There are many things to consider before loading a bulk cargo, and foremost in these considerations
are the safety of personnel, and the safety of the vessel.
As much information as possible is to be gathered about the cargo to be loaded. Even though the
vessel may be carrying the same standard cargo e.g. gypsum, the condition of the cargo may differ
every other voyage, and thus its stowage factor. The ratio of rock to fines will vary, and the exposure
of the pile to weather conditions, will affect its flow ability.
It is the Master’s responsibility to consult all the appropriate publications and information concerning the cargo as possible, and to make himself aware of the associated dangers, precautions, and peculiarities. Past records are to be consulted, to ascertain if any problems have been experienced. If any doubt exists, the Master is to contact the relevant Management Office who will assist in any possible way.

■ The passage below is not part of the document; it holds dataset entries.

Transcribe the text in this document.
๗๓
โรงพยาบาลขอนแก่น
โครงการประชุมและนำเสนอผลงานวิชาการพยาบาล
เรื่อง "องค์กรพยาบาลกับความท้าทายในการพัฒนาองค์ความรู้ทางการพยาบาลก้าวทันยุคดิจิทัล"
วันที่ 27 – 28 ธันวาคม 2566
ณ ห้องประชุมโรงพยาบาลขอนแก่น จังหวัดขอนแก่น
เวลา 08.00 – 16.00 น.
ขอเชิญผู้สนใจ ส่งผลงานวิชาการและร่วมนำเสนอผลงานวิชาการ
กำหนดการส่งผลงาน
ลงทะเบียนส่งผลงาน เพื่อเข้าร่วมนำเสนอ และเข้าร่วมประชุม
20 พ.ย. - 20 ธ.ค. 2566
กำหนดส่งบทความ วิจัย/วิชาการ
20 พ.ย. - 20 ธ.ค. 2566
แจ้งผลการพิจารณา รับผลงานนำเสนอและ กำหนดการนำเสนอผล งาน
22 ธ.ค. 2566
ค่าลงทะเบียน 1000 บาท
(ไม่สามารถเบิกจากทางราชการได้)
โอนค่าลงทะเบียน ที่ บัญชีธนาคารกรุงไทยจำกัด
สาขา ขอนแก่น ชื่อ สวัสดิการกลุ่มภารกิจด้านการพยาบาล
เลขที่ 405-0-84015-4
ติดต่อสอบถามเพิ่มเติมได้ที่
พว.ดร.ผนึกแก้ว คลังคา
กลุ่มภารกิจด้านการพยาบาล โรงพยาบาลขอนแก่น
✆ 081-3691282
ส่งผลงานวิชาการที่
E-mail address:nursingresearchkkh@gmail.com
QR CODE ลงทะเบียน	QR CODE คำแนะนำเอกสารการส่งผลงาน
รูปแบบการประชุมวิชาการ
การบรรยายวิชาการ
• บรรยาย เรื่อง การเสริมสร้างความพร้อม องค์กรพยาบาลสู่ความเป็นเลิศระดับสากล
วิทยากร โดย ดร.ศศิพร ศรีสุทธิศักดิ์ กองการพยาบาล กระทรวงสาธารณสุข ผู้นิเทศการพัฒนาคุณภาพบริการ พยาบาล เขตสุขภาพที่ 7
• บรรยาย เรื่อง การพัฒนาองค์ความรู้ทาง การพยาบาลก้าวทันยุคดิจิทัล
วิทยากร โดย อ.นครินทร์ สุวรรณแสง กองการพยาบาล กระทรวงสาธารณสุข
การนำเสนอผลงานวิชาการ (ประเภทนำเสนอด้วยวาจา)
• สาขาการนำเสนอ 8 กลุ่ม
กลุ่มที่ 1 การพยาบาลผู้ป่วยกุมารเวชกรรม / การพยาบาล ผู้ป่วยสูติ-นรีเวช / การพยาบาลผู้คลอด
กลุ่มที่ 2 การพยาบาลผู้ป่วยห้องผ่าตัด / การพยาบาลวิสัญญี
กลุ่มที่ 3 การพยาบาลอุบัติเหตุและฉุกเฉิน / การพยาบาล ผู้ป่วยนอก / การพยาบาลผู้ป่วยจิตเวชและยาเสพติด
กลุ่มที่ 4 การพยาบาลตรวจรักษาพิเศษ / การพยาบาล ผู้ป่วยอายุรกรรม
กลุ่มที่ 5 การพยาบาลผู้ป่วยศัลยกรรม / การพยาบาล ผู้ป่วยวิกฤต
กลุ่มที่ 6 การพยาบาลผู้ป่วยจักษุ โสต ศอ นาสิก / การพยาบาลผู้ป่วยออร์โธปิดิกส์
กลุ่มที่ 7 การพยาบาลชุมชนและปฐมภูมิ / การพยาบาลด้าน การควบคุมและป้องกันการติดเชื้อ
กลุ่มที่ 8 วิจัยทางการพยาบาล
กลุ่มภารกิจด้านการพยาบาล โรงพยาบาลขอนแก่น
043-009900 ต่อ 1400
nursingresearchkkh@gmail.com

When declaring the amount which can be loaded, due attention is to be paid to limitations and draft
restrictions imposed in the loading and discharging ports, seasonal draft restrictions, bunkers to be
taken, the expected stowage factor of the cargo and, the Charter Party requirement. The Salt Water
Arrival Draft, or Fresh Water Arrival Draft at the discharge port will be stated in the immediate voyage
instructions issued by the Owners, or their Representatives. If the voyage instructions do not state the
required arrival draft at the disport, the Master must obtain this from the Owners or their
Representatives before loading.
The water level in rivers is affected by sustained winds in the same direction, and may be more or less than that stated in the voyage instructions. The Master, however, must ensure that the vessel’s arrival draft at the discharge port is as per the requirement of the immediate voyage instructions. The Master must, on departure load port, declare his sailing draft and the calculated arrival draft (at disport) to all parties. The Master is to refer to latest nautical publications and notices to ensure that the draft stated in the voyage instructions closely matches, and allows for the underkeel clearance. The passage of the vessels in shallow waters is subject to the effects of squat etc, and this in turn affects its manoeuvrability.
A preliminary loading plan for the sequence and stowage of cargo, for the amount of uplift calculated based on; the loading rates, deballasting rates, and within the permissible stresses at each sequence, is to be drawn up by the Chief Officer and presented to the Master for approval.
The priority must always be to ensure that the proposed cargo can be safely loaded, and ensuring that the vessel has adequate stability for all stages of the intended voyage, and in the event of multiple discharge ports. This is particularly important for grain cargoes, to ensure that grain moments are within acceptable limits when proceeding between ports with partially filled cargo compartments. The distribution of cargo must always be such, that the vessels bending limits are never exceeded as defined in the builders manual for dynamic seaway conditions. The in port static vessel loading, and deballasting sequences must be within the prescribed limits at all times.
A copy of the loading plan must be handed to and discussed with shore/terminal representatives when completing the ‘Ship/Shore Readiness Checklist’. The shore loader must adhere to the loading plan and sequences therein. Caution must also be exercised when loading in a manner which requires any hold or holds to remain empty, or when loading different grades where a hold-wise pattern of loading may be insisted upon. If there is any doubt that the vessel may be over stressed in any way during loading or discharging, the operations must be ceased immediately, and not recommenced until such a time as the situation has been re-checked and you are satisfied that the operations can continue without harm to the vessel. The times of high and low water at berth are to be calculated by the navigating Officer, and are to be written on the Loading Plan.
OTHER LOADING CONSIDERATIONS
It has sometimes been customary to use the shore loaders counter figures for the Bill of Lading. These belt counters, or weight sensors are not always accurate, and if the difference between the draft survey figures and those obtained from the shore weight counter is substantial, a Protest of Difference is to be issued and the facts documented. The Company and the Owners must however be informed prior to such a letter being issued.
Before loading the cargo, the Master must satisfy himself that the vessel has the capability to maintain the condition of the cargo in the same condition as that when it was loaded, taking into account the type and amount of ventilation required, the instruments required for monitoring are on board and their calibration valid and any segregation/separation requirements. If any doubt exists, the relevant Management Office must be contacted immediately in order to make arrangements in advance for any remedial action required, and avoid unnecessary delays to the vessel.
SEGREGATION OF VARIOUS GRADES (LOADING)
The planning and segregation of grades is very important for the avoidance of cargo claims.
The sequence of loading of the various grades must be agreed with shippers and shore personnel. The planned sequence of the ‘Loading Plan’ must be accepted and approved by the Shore Terminal. All means of communications between ship and shore are to be tested. Clear information and instructions must be provided by the shore personnel at completion and change of grade.
The Duty Officer is required to visibly ensure that the shore loading/conveyor system is absolutely clear of the previous grade and to request the shore to verbally confirm the same. If, when inspecting the cargo loaded in the holds, any contamination or non uniformity in the cargo is observed, this must be immediately brought to the notice of the Shore Foreman or authorised person. If the doubt persists the Company must be informed.